TUCSON, Ariz. — Searching for better opportunities, Rouben Beglarian came to the U.S. from Armenia in 1992 with very little money and English as his third language.
He built a successful granite fabrication business in Tucson, Arizona, before the legislation to permit medical marijuana businesses piqued his interest in 2010.
“It was a new industry,” Beglarian says. It was “exciting and getting a lot of press. I had been in the construction industry for 15 years and was looking for something new.”
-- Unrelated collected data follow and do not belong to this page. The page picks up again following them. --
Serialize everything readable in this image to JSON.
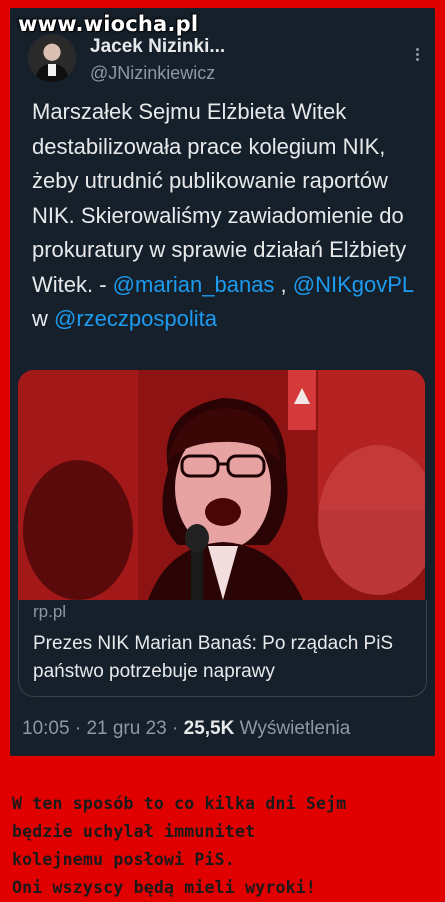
{
  "watermark": "www.wiocha.pl",
  "author": {
    "name": "Jacek Nizinki...",
    "handle": "@JNizinkiewicz"
  },
  "tweet": {
    "text": "Marszałek Sejmu Elżbieta Witek destabilizowała prace kolegium NIK, żeby utrudnić publikowanie raportów NIK. Skierowaliśmy zawiadomienie do prokuratury w sprawie działań Elżbiety Witek. - ",
    "mention1": "@marian_banas",
    "sep": " , ",
    "mention2": "@NIKgovPL",
    "w": " w ",
    "mention3": "@rzeczpospolita"
  },
  "card_link": {
    "domain": "rp.pl",
    "title": "Prezes NIK Marian Banaś: Po rządach PiS państwo potrzebuje naprawy"
  },
  "meta": {
    "time": "10:05",
    "date": "21 gru 23",
    "views_count": "25,5K",
    "views_label": "Wyświetlenia"
  },
  "caption": [
    "W ten sposób to co kilka dni Sejm",
    "będzie uchylał immunitet",
    "kolejnemu posłowi PiS.",
    "Oni wszyscy będą mieli wyroki!"
  ],
  "colors": {
    "frame": "#e00000",
    "card_bg": "#15202b",
    "link": "#1d9bf0",
    "text": "#e7e9ea",
    "muted": "#8b98a5"
  }
}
Beglarian entered the Arizona lottery and was selected for a license to grow and dispense cannabis. On Dec. 1, 2012 he opened Southern Arizona Integrated Therapies, also known as SAINTS of Tucson, with his wife Kristina.
“We were the first store to open in Arizona,” Beglarian says.
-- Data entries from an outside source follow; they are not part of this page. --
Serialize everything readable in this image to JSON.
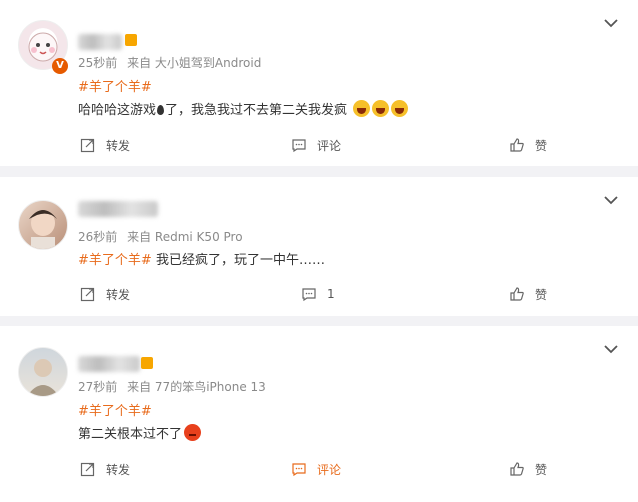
{
  "comments": [
    {
      "time": "25秒前",
      "source": "来自 大小姐驾到Android",
      "topic": "#羊了个羊#",
      "text_a": "哈哈哈这游戏",
      "text_b": "了，我急我过不去第二关我发疯",
      "repost": "转发",
      "comment": "评论",
      "like": "赞",
      "emoji": [
        "cry-laugh-emoji",
        "cry-laugh-emoji",
        "cry-laugh-emoji"
      ]
    },
    {
      "time": "26秒前",
      "source": "来自 Redmi K50 Pro",
      "topic": "#羊了个羊#",
      "text": "我已经疯了，玩了一中午……",
      "repost": "转发",
      "comment_count": "1",
      "like": "赞"
    },
    {
      "time": "27秒前",
      "source": "来自 77的笨鸟iPhone 13",
      "topic": "#羊了个羊#",
      "text": "第二关根本过不了",
      "repost": "转发",
      "comment": "评论",
      "like": "赞",
      "emoji": [
        "angry-emoji"
      ]
    }
  ],
  "colors": {
    "topic": "#e86b1c",
    "meta": "#8a8a8a",
    "background": "#f2f2f5"
  }
}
Since opening, the dispensary has nearly tripled in size, from 638 square feet to just under 1,800. Beglarian built a 5,000-square-foot indoor cultivation facility to supply the dispensary. By producing its own cannabis and avoiding wholesalers as much as possible, SAINTS is able to keep prices competitively low, Beglarian says.
SAINTS currently offers more than 40 strains and a wide selection of edibles, extracts and pre-rolls. Despite the size of the menu, the dispensary’s layout keeps the sales floor from feeling cluttered. The sales floor is located deep inside the dispensary — beyond a check-in counter, past a security guard, through the waiting room and behind a locked door. Inside, patients can peruse the uniform rows of product that are carefully positioned inside glass cases and along the back wall.
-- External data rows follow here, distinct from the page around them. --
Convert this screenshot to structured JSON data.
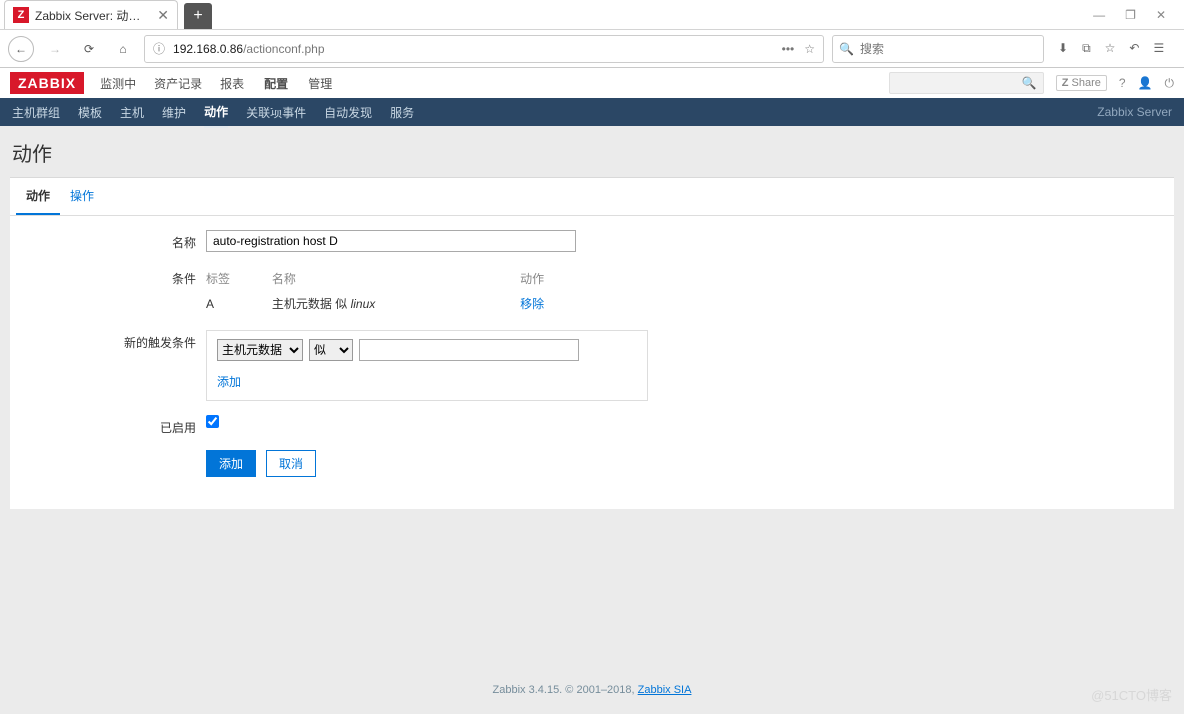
{
  "browser": {
    "tab_title": "Zabbix Server: 动作的配置",
    "favicon_letter": "Z",
    "url_host": "192.168.0.86",
    "url_path": "/actionconf.php",
    "search_placeholder": "搜索"
  },
  "win_controls": {
    "min": "—",
    "max": "❐",
    "close": "✕"
  },
  "header": {
    "logo": "ZABBIX",
    "menu": [
      "监测中",
      "资产记录",
      "报表",
      "配置",
      "管理"
    ],
    "active_menu_index": 3,
    "share_label": "Share"
  },
  "submenu": {
    "items": [
      "主机群组",
      "模板",
      "主机",
      "维护",
      "动作",
      "关联项事件",
      "自动发现",
      "服务"
    ],
    "active_index": 4,
    "right_text": "Zabbix Server"
  },
  "page": {
    "title": "动作",
    "tabs": [
      "动作",
      "操作"
    ],
    "active_tab_index": 0
  },
  "form": {
    "name_label": "名称",
    "name_value": "auto-registration host D",
    "conditions_label": "条件",
    "th_tag": "标签",
    "th_name": "名称",
    "th_action": "动作",
    "row_tag": "A",
    "row_name_a": "主机元数据 似 ",
    "row_name_b": "linux",
    "row_remove": "移除",
    "new_cond_label": "新的触发条件",
    "sel1": "主机元数据",
    "sel2": "似",
    "add_link": "添加",
    "enabled_label": "已启用",
    "enabled_checked": true,
    "btn_add": "添加",
    "btn_cancel": "取消"
  },
  "footer": {
    "text_a": "Zabbix 3.4.15. © 2001–2018, ",
    "link": "Zabbix SIA"
  },
  "watermark": "@51CTO博客"
}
“We wanted a high-end, doctor’s office feel,” Beglarian says.
The dispensary has received both critical and commercial accolades. Patients, expecting a slow trickle of product from the state’s first dispensary, have lauded the selection of products, and press on both sides of the political spectrum praised Beglarian for his professional execution.
Operations manager Susan Crownhart attributes the dispensary’s success to the Beglarians’ work ethic and careful business management.
“It’s such a great success story,” Crownhart says. “He had the foresight to think about what would happen if medical marijuana passed in Arizona. They’re not Big Pharma. They’re not people who have family money or a trust-fund baby. He had to really think about it and save money and strive to make this happen.”